Structure·Centric ML
Field Note No. 02  ·  Structure-Centric ML
arXiv: 2603.13339  ·  A. Elmahdi, PhD
Three decades of density-based clustering have rested on the wrong primitive.

Structure, not distance.

Density-based clustering — DBSCAN (1996), HDBSCAN (2013), and their descendants — encode cluster identity through point-to-point geometric distance. Structure-Centric clustering encodes cluster identity through topological organization within the data's native feature space.

Why thirty-year-old clustering fails on modern data.

In low dimensions, distance is meaningful. Two points being three units apart in a two-dimensional plane carries information about their similarity.

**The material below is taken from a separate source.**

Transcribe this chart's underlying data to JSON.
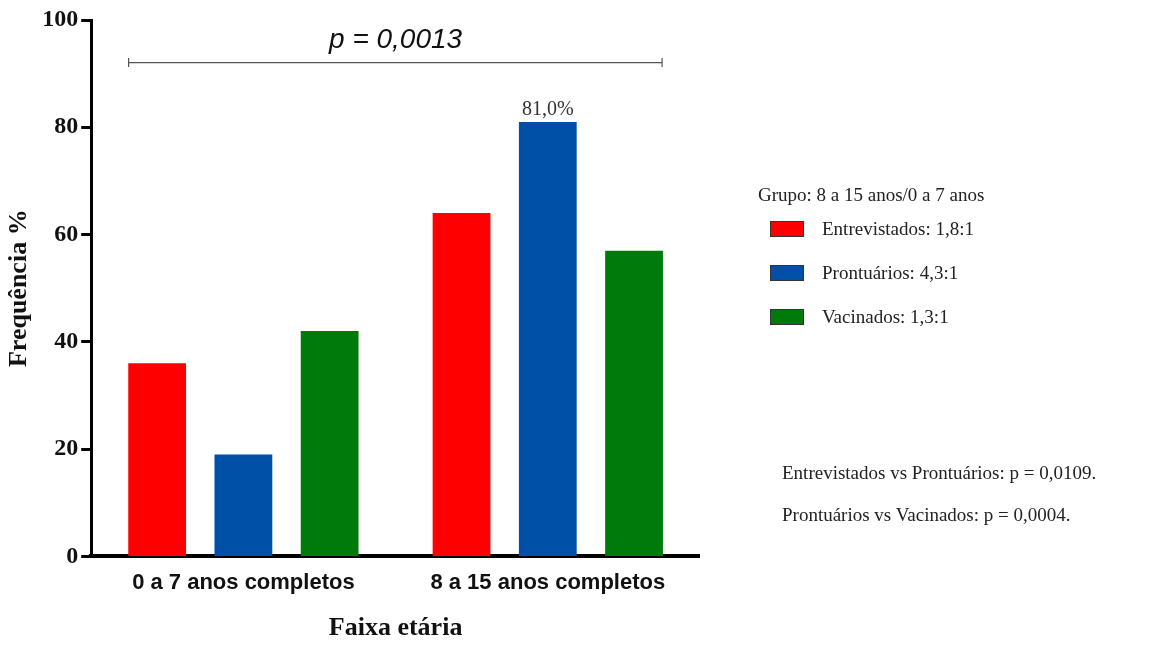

Distance-based clustering methods exploit this fact — DBSCAN's ε-neighborhoods, HDBSCAN's mutual-reachability distance, hierarchical clustering's pairwise distances. They all measure geometry.

In high dimensions, this assumption breaks. As dimensionality grows past a few dozen, every point becomes roughly equidistant from every other point. The variance of pairwise distances collapses relative to the mean — the so-called concentration of measure phenomenon. Geometric similarity becomes meaningless.

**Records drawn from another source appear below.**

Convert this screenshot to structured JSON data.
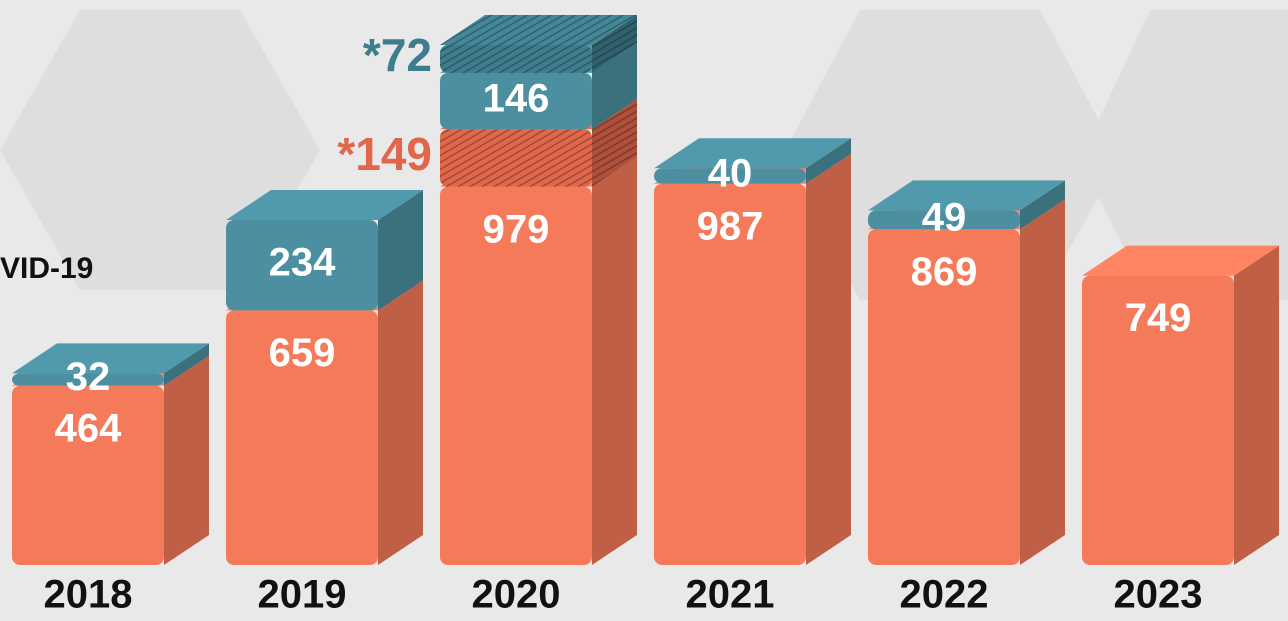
{
  "chart_data": {
    "type": "bar3d",
    "annotation": "VID-19",
    "categories": [
      "2018",
      "2019",
      "2020",
      "2021",
      "2022",
      "2023"
    ],
    "series": [
      {
        "color": "#f47a5a",
        "values": [
          464,
          659,
          979,
          987,
          869,
          749
        ]
      },
      {
        "color": "#e0674a",
        "hatch": true,
        "values": [
          null,
          null,
          149,
          null,
          null,
          null
        ],
        "value_labels": [
          null,
          null,
          "*149",
          null,
          null,
          null
        ]
      },
      {
        "color": "#4b8fa0",
        "values": [
          32,
          234,
          146,
          40,
          49,
          null
        ]
      },
      {
        "color": "#3e7d8d",
        "hatch": true,
        "values": [
          null,
          null,
          72,
          null,
          null,
          null
        ],
        "value_labels": [
          null,
          null,
          "*72",
          null,
          null,
          null
        ]
      }
    ]
  }
}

The standard workaround is dimensionality reduction: compress the data to two or ten dimensions with UMAP, PCA, or t-SNE, then apply a distance-based clustering method to the reduced space. This is the BERTopic pipeline. This is how every social listening platform works. And every step of compression destroys the structural information that defines the clusters.

What if cluster identity were encoded topologically?

Structure-centric clustering replaces the question "how far apart are two points?" with a different question: "how are points organized within a graph defined by their nearest neighbors?"

Once the data has been embedded into a kNN graph, distances are no longer needed. What matters is the topology — which points are connected to which, which regions form dense subgraphs, where the boundaries between communities lie. The kNN graph captures local structure faithfully even in 5,000 dimensions, because it only needs to identify each point's nearest neighbors, not measure absolute distances.

Cluster identity should be a property of how points are connected, not how far apart they are.
— The structure-centric thesis

From this reframe, three properties follow that no distance-based method can match. First, parameters become scale-invariant. Because cluster identity is structural, the same parameters that work on a 1,000-point sample work on a 1,000,000-point dataset — they describe a topological property, not a metric distance. Second, every point gets assigned to a cluster. There is no need for a noise category, because the topological organization is unambiguous even at boundary regions. Third, validity metrics survive into thousands of dimensions, because they too operate on the kNN graph, not on pairwise distances.

Where this fits in clustering history.

Era Method Primitive Native dim. Discards data?
1967 K-Means (MacQueen) Euclidean centroid distance Low No (forces all points)
1996 DBSCAN (Ester et al.) ε-neighborhood density Low Yes (noise)
2013 HDBSCAN (Campello et al.) Mutual reachability distance Low Yes (noise)
2026 Structure-Centric (Elmahdi) kNN graph topology 5,000+ No

Each era of clustering has been defined by a primitive — a fundamental quantity the algorithm operates on. K-Means measured centroid distance. DBSCAN measured neighborhood density. HDBSCAN measured mutual reachability. Structure-Centric methods measure graph topology. The shift in primitive enables the shift in capability.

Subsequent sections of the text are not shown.